Tourism already contributes an estimated 12 percent to Zimbabwe’s GDP and remains one of the country’s leading foreign currency earners. The challenge and opportunity for Manicaland is to grow its share of that contribution. Improved connectivity, diversified tourism products and targeted investment could increase visitor length of stay, stimulate local enterprise development and deepen linkages with agriculture, culture, transport and creative industries.
Looking ahead, the province’s strongest prospects lie in diversification. Adventure tourism, eco-tourism, heritage and community-based tourism remain under-developed relative to their potential.
The Eastern Highlands are uniquely positioned to attract niche markets of hikers, climbers, birders, wellness travellers and cultural tourists who value authenticity and extended engagement over mass tourism experiences. Aligning these offerings with regional and international marketing strategies will be critical.
Equally important is the need for coordinated investment promotion. Under NDS2, provinces are expected to play a more active role in facilitating private investment. Manicaland can leverage its recent exposure to position priority tourism zones, incentivise accommodation development and attract diaspora capital into small- and medium-scale tourism enterprises.

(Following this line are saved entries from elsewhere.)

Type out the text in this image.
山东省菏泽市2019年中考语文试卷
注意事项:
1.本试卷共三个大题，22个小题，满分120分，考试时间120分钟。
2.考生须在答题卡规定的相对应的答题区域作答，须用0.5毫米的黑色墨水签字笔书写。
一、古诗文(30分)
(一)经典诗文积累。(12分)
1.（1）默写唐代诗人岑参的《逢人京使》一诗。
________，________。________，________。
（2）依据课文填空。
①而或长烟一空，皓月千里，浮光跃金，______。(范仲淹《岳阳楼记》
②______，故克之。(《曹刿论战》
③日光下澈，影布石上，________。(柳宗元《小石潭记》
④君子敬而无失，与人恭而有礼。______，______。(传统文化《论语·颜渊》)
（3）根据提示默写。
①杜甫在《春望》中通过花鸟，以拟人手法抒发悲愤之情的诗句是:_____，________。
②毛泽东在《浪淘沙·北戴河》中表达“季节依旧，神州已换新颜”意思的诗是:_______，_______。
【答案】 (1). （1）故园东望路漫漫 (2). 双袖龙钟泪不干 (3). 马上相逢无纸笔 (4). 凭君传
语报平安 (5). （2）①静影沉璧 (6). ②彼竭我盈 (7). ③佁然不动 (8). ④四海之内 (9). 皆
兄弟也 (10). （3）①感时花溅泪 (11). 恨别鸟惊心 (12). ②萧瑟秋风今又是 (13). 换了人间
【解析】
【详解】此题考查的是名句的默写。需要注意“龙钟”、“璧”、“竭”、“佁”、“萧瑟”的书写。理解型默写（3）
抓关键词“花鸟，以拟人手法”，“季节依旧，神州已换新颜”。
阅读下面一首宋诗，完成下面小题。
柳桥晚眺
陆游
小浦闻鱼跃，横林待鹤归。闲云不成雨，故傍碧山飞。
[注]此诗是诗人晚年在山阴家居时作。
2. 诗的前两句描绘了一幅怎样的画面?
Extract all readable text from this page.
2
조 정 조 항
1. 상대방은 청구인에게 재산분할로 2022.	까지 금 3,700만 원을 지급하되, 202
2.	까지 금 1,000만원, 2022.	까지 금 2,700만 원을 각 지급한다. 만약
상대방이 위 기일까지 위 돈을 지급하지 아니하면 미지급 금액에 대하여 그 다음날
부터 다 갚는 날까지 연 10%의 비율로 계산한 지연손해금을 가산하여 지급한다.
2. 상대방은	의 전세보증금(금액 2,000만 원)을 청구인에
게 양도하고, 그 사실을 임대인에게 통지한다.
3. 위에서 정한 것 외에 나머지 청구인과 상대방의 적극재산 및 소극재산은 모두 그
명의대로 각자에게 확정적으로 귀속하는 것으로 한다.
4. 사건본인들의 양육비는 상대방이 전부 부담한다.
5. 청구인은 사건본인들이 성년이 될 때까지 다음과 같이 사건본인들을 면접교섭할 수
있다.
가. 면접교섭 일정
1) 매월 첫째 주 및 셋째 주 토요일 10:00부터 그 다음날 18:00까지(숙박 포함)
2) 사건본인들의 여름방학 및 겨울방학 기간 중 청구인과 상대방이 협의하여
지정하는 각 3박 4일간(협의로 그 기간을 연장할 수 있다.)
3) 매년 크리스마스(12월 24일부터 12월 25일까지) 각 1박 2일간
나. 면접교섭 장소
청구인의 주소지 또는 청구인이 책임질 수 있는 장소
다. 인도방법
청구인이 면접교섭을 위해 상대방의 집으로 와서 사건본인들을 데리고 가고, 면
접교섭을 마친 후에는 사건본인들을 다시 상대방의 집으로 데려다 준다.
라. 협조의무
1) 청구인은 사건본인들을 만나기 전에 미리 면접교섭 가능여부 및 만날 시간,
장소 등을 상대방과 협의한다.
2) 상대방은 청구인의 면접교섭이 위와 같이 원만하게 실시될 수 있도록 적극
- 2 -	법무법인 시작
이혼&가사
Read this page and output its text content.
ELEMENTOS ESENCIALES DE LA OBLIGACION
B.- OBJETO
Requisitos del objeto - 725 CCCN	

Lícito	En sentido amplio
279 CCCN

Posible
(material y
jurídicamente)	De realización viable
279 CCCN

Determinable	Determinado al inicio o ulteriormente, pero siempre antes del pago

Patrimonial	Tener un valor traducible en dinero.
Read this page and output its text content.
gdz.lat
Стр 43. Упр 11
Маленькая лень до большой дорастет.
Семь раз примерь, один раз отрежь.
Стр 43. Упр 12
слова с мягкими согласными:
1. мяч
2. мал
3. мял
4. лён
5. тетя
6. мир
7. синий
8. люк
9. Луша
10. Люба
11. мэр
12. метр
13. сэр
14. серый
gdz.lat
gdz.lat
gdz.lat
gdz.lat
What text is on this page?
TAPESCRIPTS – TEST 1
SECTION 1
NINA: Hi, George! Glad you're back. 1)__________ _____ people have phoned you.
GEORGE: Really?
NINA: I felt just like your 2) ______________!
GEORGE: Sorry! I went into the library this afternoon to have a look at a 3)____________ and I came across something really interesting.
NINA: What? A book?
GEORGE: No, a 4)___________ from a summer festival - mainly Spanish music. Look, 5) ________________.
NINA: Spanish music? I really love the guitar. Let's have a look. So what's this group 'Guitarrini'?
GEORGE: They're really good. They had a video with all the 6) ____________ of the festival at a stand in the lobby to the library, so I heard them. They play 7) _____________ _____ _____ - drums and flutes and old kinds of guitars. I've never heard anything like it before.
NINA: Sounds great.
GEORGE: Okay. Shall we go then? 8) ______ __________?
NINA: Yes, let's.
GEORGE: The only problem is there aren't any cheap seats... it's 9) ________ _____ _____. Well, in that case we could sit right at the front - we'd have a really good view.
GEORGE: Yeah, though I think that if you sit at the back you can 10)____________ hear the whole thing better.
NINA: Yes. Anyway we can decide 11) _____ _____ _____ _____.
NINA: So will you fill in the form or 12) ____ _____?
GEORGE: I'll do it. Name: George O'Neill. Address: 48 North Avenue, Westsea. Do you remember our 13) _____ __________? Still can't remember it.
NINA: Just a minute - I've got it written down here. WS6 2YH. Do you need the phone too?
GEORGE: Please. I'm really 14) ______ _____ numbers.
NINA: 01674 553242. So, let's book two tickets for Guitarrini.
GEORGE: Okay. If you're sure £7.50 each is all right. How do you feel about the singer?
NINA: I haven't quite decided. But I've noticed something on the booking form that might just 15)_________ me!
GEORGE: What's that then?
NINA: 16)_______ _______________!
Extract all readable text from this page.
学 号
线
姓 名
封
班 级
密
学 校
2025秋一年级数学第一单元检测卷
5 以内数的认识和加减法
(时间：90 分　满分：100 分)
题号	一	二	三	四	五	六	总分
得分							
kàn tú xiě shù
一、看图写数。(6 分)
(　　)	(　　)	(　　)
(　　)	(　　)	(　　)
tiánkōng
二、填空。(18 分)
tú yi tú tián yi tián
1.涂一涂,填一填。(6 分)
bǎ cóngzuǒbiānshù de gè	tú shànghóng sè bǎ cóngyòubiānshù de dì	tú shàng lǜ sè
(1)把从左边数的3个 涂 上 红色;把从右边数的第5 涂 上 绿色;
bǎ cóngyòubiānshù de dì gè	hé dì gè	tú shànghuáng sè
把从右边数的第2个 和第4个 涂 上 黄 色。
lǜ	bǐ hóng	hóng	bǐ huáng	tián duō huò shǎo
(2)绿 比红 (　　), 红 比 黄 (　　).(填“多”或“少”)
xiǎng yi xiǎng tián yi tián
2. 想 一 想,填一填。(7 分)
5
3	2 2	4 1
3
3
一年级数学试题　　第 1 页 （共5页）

In this context, the legacy of hosting Sanganai should not be measured solely by attendance figures or hotel occupancy rates, but by whether it catalysed a long-term shift in how Manicaland is perceived, planned and invested in.
The foundations have been laid though improved access, heightened visibility and supportive national policy signals. What remains is disciplined execution.
As Zimbabwe enters the NDS2 era, Manicaland stands at a strategic crossroads. With deliberate alignment between provincial actors, national policy frameworks and private sector ambition, the province can move beyond episodic tourism success towards a resilient tourism economy. One that meaningfully increases its contribution to GDP, creates sustainable livelihoods and anchors Manicaland firmly within Zimbabwe’s future growth story.